A larger portion of the RAD51D complemented cells (Fig. 2A, 19%, n = 99) bore 1–2 chromosomal breaks, when exposed to 1 μmol/L CNDAC for two PDTs, than those exposed to CNDAC for only one population doubling time (Fig. 2A, 8.3%, n = 72). At both times, a minor portion of cells treated with CNDAC (1%–2%) had more than 2 breaks per metaphase. Notably, after two cell cycles, 99% of all metaphases from CNDAC-treated RAD51D complemented cells could be analyzed, including 78% metaphases free of aberration and only 1% was unscorable (Fig. 2A, n = 99). In contrast, 76% of the metaphases in RAD51D-deficient cells exposed to CNDAC for two PDTs had severe chromosomal damage and therefore were unscorable for individual aberrations (Fig. 2B). Radial formation was apparent in some chromosomes, consistent with a defect in the HR function. Another 9% and 2% presented 1–2 breaks and 3–4 breaks per metaphase, respectively. Only 13% of the population were free of chromosomal aberrations (Fig. 2A, n = 106). As for the RAD51D-deficient cells treated with CNDAC for one population doubling time, 28% and 3% had 1–2 breaks and 3–4 breaks per metaphase, respectively; 1.5% had fusions; and the rest were free of chromosomal aberration (Fig. 2A, n = 68). The RAD51D-deficient cells showed fewer aberrations after one cell cycle than that after two cell cycles. This is consistent with results from the RAD51D complemented cells and the paired XPF cells as well, further supporting the hypothesis that DSBs are formed during a second cell cycle. Importantly, the much greater extent of chromosome damage in cells exposed to CNDAC for a second S-phase relative to that in cells treated for only a single cell cycle is consistent with the much greater clonogenic sensitivity caused by defects in homologous recombination repair than by a defect in XPF-ERCC1 nuclease (8, 9).

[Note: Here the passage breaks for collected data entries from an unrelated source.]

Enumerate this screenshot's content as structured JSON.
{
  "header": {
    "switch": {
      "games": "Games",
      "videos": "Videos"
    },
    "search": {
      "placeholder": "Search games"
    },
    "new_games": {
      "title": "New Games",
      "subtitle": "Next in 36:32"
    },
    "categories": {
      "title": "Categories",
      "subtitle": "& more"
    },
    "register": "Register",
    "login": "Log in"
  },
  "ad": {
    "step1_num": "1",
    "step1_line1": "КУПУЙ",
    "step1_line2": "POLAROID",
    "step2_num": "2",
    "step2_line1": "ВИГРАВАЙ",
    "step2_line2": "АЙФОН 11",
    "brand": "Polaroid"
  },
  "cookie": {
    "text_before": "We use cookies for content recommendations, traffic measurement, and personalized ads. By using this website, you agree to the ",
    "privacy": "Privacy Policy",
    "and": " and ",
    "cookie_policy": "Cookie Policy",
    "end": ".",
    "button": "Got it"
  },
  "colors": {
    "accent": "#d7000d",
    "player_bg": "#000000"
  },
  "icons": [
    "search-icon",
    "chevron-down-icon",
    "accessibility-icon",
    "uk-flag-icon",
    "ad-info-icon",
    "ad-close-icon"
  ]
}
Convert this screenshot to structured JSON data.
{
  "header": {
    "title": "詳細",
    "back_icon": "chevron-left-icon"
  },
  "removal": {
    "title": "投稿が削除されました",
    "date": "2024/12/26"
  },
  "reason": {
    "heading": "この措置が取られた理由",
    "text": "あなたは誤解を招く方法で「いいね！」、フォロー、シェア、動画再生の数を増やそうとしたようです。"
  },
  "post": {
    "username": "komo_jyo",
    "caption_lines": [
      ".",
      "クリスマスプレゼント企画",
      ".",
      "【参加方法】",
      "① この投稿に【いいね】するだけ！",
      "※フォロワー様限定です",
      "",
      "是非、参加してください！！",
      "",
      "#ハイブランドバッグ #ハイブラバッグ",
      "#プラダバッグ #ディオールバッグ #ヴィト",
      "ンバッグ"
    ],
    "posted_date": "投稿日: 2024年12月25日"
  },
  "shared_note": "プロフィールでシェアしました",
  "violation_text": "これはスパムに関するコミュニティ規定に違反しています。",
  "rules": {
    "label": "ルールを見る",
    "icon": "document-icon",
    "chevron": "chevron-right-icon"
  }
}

The role of the alternative DNA end-joining pathway in the repair of CNDAC-induced damage, if any, has not be defined. We compared the clonogenic survival rate of WT cells with a MEF line in which Pol θ, the product of the Polq gene, had been knocked out (11). The clonogenic survival of MEF cells that were either proficient or deficient in Pol θ was similar (Fig. 3A, P = 0.051). The PDTs of MEFs with different Polq status were 15.9 hours for Polq^+/+, 19.8 hours for Polq^+/−, and 25.5 hours for Polq^−/− (Supplementary Fig. S3A). Consistent with the above observations, clonogenic assays of human U2OS POLQ^+/+ and POLQ^−/− cells transfected with shControl were similarly sensitive to CNDAC (Fig. 3B, left), while POLQ^−/− cells were sensitized about 2-fold to the comparator DNA strand-breaking agent, bleomycin (Fig. 3B, right). Previous investigations demonstrated that cells lacking the classical NHEJ component, DNA-PKcs, were not sensitized to CNDAC (8). Therefore, we investigated the CNDAC sensitivity of cells defective in both classical NHEJ and alternative end-joining. U2OS POLQ^+/+ and POLQ^−/− cells stably transfected with shDNA-PKcs showed similar sensitivity to each agent in clonogenicity assays (Fig. 3C), although the PDT of POLQ^+/+ cells (27.0 hours) was somewhat more rapid relative to that of POLQ^−/− cells (31.8 hours). However, the PDTs were further prolonged in DNA-PKcs knockdown POLQ^+/+ (41.2 hours) and POLQ^−/− (46.1 hours) cells (Supplementary Fig. S3B). Therefore, depletion of Pol θ and/or DNA-PKcs in U2OS cells may hinder cell proliferation. Thus, similar findings in the two cell lines compromised for Pol θ function indicates that the alternative end-joining pathway is dispensable for repair of CNDAC-induced DSBs.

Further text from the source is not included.